If not, then the program should not be ill-formed because of implicit creation of the char object for x[2].

If yes, then the next question would be if it is unspecified whether the program is ill-formed or not, because [intro.object]/10 also says that it is unspecified which objects are implicitly created if multiple sets can give the program defined behavior.

From a language design perspective I would expect that implicit object creation is not supposed to happen in constant expressions, because verifying the (non-)existence of a set of objects making the constant expression valid is probably infeasible for a compiler in general.

CodePudding user response：

2469. Implicit object creation vs constant expressions

It is not intended that implicit object creation, as described in 6.7.2 [intro.object] paragraph 10, should occur during constant expression evaluation, but there is currently no wording prohibiting it.

CodePudding user response：

Clang is incorrect here. You've already cited all the parts in the spec that make it well-formed. std::allocator<T>::allocate is constexpr; you get a pointer to char*; allocator<T>::allocate creates an array of T; creating an array of char implicitly creates objects; accessing a char attempts to cause UB, but IOC prevents UB, so UB doesn't happen. Therefore: the code isn't allowed to be il-formed.

Clang claims full support for both IOC and constexpr allocators, so this code should work.

Does implicit object creation apply in constant expressions?

All expressions are core constant expressions unless [expr.const]/5 explicitly excludes it. Nothing there mentions operations which might be UB that determines which objects are created, so such operations must be included.

IOC prevents an expression from being UB.

I would expect that implicit object creation is not supposed to happen in constant expressions, because verifying the (non-)existence of a set of objects making the constant expression valid is probably infeasible for a compiler in general.

You have forgotten about the other restrictions on constexpr code. So long as [expr.const]/5 continues to explicitly forbid reinterpret_cast and conversions from void*, the number of ways you can abuse IOC is pretty limited. You cannot, for example, take the pointer returned by your allocate(10) call and convert it to an int*. So the compiler knows that the only objects that can be implicitly created in that storage are chars.

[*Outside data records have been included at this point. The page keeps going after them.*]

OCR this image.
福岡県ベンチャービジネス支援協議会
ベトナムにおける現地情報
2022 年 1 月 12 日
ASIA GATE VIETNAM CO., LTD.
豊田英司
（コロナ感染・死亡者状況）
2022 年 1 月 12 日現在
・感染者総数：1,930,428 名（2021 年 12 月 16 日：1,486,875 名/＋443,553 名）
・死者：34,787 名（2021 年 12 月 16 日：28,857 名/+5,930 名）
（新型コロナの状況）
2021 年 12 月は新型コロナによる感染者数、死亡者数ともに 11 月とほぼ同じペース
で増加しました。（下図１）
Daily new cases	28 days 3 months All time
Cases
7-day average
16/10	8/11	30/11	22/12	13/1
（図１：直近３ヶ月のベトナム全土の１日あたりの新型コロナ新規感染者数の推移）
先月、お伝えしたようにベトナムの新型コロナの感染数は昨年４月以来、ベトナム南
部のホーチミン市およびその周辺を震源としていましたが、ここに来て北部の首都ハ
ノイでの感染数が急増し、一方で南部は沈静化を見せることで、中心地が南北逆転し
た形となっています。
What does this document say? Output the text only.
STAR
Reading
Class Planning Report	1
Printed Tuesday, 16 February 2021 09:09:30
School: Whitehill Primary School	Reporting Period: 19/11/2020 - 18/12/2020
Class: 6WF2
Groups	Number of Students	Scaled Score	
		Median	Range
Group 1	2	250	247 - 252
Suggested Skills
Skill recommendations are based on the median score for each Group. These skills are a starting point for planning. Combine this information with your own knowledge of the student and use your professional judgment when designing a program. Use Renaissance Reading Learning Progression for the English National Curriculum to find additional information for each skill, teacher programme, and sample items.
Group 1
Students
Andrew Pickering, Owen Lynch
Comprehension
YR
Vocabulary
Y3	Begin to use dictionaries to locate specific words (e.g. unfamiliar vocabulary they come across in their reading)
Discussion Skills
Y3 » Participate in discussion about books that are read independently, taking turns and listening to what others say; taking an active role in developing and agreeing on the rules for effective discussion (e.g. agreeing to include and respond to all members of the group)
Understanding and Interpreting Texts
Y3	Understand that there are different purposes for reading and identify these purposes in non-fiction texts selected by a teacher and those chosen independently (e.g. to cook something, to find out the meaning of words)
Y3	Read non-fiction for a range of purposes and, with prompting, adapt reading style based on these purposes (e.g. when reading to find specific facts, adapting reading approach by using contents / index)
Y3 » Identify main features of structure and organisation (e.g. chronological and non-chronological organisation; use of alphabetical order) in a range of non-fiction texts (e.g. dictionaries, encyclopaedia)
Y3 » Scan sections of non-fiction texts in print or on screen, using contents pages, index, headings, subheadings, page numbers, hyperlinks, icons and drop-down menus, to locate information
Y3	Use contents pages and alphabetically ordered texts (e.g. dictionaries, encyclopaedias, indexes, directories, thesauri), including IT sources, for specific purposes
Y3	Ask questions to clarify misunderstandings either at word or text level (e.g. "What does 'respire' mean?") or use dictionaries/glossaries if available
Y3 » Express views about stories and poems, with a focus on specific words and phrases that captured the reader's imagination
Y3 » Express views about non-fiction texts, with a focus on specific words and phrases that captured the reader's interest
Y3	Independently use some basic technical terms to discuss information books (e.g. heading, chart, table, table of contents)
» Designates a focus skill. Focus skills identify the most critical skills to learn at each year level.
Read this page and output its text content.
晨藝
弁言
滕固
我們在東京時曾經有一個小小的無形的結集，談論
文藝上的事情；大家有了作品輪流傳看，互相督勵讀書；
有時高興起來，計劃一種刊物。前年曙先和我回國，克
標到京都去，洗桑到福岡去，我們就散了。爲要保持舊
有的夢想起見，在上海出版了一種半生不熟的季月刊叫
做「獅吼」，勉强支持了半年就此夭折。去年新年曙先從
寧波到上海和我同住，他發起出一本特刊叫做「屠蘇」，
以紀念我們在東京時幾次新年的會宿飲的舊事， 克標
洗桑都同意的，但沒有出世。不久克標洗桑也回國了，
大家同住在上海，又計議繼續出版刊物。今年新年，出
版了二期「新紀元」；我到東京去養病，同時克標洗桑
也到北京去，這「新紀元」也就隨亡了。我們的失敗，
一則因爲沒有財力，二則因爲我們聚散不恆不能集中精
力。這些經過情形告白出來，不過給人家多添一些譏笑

So at constant evaluation time, the compiler could just take the result of allocator<char>::allocate and create all the char members of that array immediately before returning it. There's no constexpr-valid way for you to take that storage and implicitly create anything other than chars.

And using allocator<T>::allocate when T isn't a byte-wise type will not implicitly create objects in that storage. So either you're just getting a pointer to an array of unformed elements, or you're getting a pointer to an array of byte-wise types.

I'd guess Clang forgot to check this particular case.